2. Its not about just "meeting people". Networking doesn't work if you are just collecting business cards. Your actual "work" speaks volumes. It is the pairing of your work ethic with maintaining relationships with your industry colleagues that creates a winning formula. You work hard for your customers -> you build strong relationships -> you create a powerful network.
3. Keep asking yourself what do you want to do? What is your preferred role?If I'm not liking my current role, what is it that I really want to do? The answer to these questions is very powerful. For you, it will provide focus. For your network, it will make it very easy for them to determine how they can help you. Here is what doesn't work -> "What type of role are you looking for?" Answer: I don't know. This is a dead end and wastes everyones time. So, keep refining this answer and you will get much better results.
4. You don't have a job, you have a career. This is a mindset. It is a mindset that will guide your actions, help you make better decisions, and finally, it will attract other companies to you. This is another critical belief.
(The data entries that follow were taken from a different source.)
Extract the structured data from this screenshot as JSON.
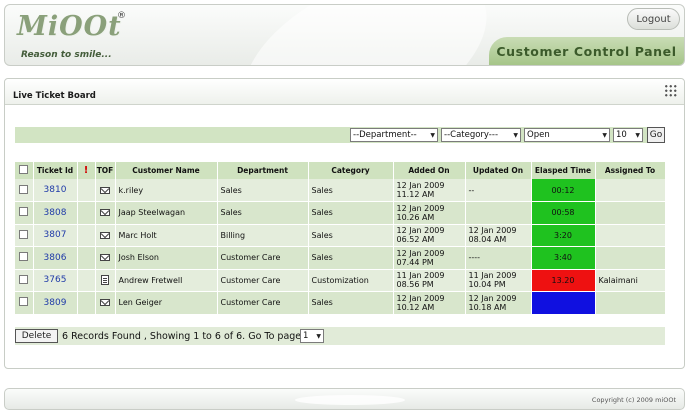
{
  "header": {
    "logo_text": "MiOOt",
    "logo_reg": "®",
    "tagline": "Reason to smile...",
    "logout_label": "Logout",
    "panel_title": "Customer Control Panel"
  },
  "board": {
    "title": "Live Ticket Board",
    "filters": {
      "department": "--Department--",
      "category": "--Category---",
      "status": "Open",
      "page_size": "10",
      "go_label": "Go"
    },
    "columns": [
      "Ticket Id",
      "!",
      "TOF",
      "Customer Name",
      "Department",
      "Category",
      "Added On",
      "Updated On",
      "Elasped Time",
      "Assigned To"
    ],
    "rows": [
      {
        "id": "3810",
        "tof": "mail",
        "customer": "k.riley",
        "department": "Sales",
        "category": "Sales",
        "added": "12 Jan 2009\n11.12 AM",
        "updated": "--",
        "elapsed": "00:12",
        "elapsed_color": "#1fc21f",
        "assigned": ""
      },
      {
        "id": "3808",
        "tof": "mail",
        "customer": "Jaap Steelwagan",
        "department": "Sales",
        "category": "Sales",
        "added": "12 Jan 2009\n10.26 AM",
        "updated": "",
        "elapsed": "00:58",
        "elapsed_color": "#1fc21f",
        "assigned": ""
      },
      {
        "id": "3807",
        "tof": "mail",
        "customer": "Marc Holt",
        "department": "Billing",
        "category": "Sales",
        "added": "12 Jan 2009\n06.52 AM",
        "updated": "12 Jan 2009\n08.04 AM",
        "elapsed": "3:20",
        "elapsed_color": "#1fc21f",
        "assigned": ""
      },
      {
        "id": "3806",
        "tof": "mail",
        "customer": "Josh Elson",
        "department": "Customer Care",
        "category": "Sales",
        "added": "12 Jan 2009\n07.44 PM",
        "updated": "----",
        "elapsed": "3:40",
        "elapsed_color": "#1fc21f",
        "assigned": ""
      },
      {
        "id": "3765",
        "tof": "doc",
        "customer": "Andrew Fretwell",
        "department": "Customer Care",
        "category": "Customization",
        "added": "11 Jan 2009\n08.56 PM",
        "updated": "11 Jan 2009\n10.04 PM",
        "elapsed": "13.20",
        "elapsed_color": "#ee1111",
        "assigned": "Kalaimani"
      },
      {
        "id": "3809",
        "tof": "mail",
        "customer": "Len Geiger",
        "department": "Customer Care",
        "category": "Sales",
        "added": "12 Jan 2009\n10.12 AM",
        "updated": "12 Jan 2009\n10.18 AM",
        "elapsed": "",
        "elapsed_color": "#1010e0",
        "assigned": ""
      }
    ],
    "delete_label": "Delete",
    "records_text": "6 Records Found , Showing 1 to 6 of 6. Go To page",
    "page_value": "1"
  },
  "footer": {
    "copyright": "Copyright (c) 2009 miOOt"
  },
  "icons": {
    "dropdown": "chevron-down-icon",
    "grip": "grip-dots-icon",
    "mail": "mail-icon",
    "doc": "document-icon"
  }
}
So, with that said, what have I learned so far from this exercise:
1. LinkedIn is a good tool to see what is out there, do some research on salaries, but it really doesn't address the two core needs: Creating high quality matches between job seeker & employer. Nor does it really allow you take advantage of your "connections" to offer you assistance in your job hunt.
2. Usage of the personal network has been great. The leads, the discussions, the informational interviews, the non-advertised roles, have been instrumental. What drove these results were the narrowing in on the exact role we were looking for. In addition, these results did not come from contacting 1,000s of people. We actually contacted a handful. But these "handful" of people helped amplify our search and led us to more high quality matches and leads.
3. I also tried an experiment during this process. I leveraged Twitter, fb, and LinkedIn to post a note that I knew of solid BD/Sales folks that were available and looking for new opps. This actually had a solid return. I received DMs back asking to learn more info etc etc. It was a very simple exercise. I had no expectations. However, I did find it ironic that I had to "share a post" on LinkedIn to finally get a good response.
Final thought on this whole process. There is a ton of opportunity out there! Seriously. But guess what -- you wont really find it advertised anywhere. Employers are not racing to post a new job on LinkedIn so they can review 1000s of resumes. They are waiting for you to leverage your network --> so that one of your industry colleagues will make a call to a friend --> and that friend will call you for a job that is not posted, not fully structured, not 100% thought out, but has your name on it.